Optimising Intrusion Detection Systems in Cloud-Edge Continuum with Knowledge Distillation for Privacy-Preserving and Efficient Communication
Soad Almabdy, Amjad Ullah
TL;DR
This work tackles the high communication overhead of Federated Learning for intrusion detection in the Cloud-Edge continuum by introducing a hierarchical FL framework that incorporates Knowledge Distillation. A central Teacher model on the cloud transfers knowledge to lightweight Student models running on edge devices, with Edge servers aggregating client updates to reduce data transfers. The approach achieves high detection accuracy (about 98.6%) while significantly lowering transmission, aggregation, memory usage, and data size, outperforming centralized FL and recent SOTA methods in both speed and efficiency. This KD-enabled hierarchical design enables privacy-preserving, scalable, real-time IDS suitable for dynamic cloud-edge environments.
Abstract
The growth of the Internet of Things has amplified the need for secure data interactions in cloud-edge ecosystems, where sensitive information is constantly processed across various system layers. Intrusion detection systems are commonly used to protect such environments from malicious attacks.

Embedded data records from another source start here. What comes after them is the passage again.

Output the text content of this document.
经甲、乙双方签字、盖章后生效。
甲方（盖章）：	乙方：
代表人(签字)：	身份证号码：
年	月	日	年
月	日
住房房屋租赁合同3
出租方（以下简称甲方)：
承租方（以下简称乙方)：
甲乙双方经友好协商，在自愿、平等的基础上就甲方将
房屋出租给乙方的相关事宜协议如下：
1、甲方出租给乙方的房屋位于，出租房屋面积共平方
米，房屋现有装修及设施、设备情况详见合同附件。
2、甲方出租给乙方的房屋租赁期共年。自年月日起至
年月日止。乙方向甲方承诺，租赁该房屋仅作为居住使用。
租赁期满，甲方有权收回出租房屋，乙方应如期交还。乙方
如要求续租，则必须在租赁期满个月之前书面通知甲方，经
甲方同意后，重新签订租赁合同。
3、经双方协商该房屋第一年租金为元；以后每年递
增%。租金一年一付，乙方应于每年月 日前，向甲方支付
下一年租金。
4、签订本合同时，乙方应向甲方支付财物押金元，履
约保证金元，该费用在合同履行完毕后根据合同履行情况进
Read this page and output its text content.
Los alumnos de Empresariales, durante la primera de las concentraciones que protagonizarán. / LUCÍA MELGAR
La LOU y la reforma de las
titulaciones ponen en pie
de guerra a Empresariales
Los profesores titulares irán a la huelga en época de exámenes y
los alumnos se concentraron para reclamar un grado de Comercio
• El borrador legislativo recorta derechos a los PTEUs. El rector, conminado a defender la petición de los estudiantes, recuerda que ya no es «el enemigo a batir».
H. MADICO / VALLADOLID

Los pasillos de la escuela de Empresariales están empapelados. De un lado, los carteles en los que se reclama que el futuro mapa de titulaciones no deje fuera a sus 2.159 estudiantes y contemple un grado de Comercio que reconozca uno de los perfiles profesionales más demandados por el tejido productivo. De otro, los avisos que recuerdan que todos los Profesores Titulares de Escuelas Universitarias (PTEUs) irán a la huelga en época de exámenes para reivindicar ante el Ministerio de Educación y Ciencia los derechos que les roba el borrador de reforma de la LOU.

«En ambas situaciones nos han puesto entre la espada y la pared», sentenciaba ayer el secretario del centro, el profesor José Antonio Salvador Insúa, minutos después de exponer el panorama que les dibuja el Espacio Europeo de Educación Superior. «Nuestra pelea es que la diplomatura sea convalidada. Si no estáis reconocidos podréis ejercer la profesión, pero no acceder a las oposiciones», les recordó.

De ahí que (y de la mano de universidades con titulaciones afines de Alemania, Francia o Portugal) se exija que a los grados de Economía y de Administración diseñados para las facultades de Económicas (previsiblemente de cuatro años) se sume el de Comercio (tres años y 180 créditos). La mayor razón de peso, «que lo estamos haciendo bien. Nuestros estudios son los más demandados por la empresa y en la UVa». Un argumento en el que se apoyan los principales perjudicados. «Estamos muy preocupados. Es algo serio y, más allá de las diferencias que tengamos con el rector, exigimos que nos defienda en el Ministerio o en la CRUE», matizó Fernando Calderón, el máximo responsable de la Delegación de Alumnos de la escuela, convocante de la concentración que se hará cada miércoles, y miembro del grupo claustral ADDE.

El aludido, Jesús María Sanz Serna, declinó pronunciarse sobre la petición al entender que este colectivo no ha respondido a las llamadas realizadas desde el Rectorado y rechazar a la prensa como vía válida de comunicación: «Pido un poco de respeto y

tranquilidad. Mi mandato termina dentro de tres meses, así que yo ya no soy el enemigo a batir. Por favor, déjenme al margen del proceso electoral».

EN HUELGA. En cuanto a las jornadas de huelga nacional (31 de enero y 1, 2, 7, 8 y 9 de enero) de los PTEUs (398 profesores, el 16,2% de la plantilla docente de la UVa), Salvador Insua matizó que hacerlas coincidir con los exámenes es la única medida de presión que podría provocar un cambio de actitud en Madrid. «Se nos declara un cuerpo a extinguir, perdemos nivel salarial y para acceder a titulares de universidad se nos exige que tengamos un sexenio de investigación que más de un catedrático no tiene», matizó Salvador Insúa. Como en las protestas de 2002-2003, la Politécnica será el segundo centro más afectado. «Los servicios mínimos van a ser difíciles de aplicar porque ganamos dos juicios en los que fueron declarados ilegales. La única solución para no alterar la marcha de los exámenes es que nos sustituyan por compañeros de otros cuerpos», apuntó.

Recently, Federated Learning has emerged as an effective solution for implementing intrusion detection systems, owing to its decentralised architecture that avoids sharing raw data with a central server, thereby enhancing data privacy. Despite its benefits, Federated Learning faces criticism for high communication overhead from frequent model updates, especially in large-scale Cloud-Edge infrastructures. This paper explores Knowledge Distillation to reduce communication overhead in Cloud-Edge intrusion detection while preserving accuracy and data privacy. Experiments show significant improvements over state-of-the-art methods.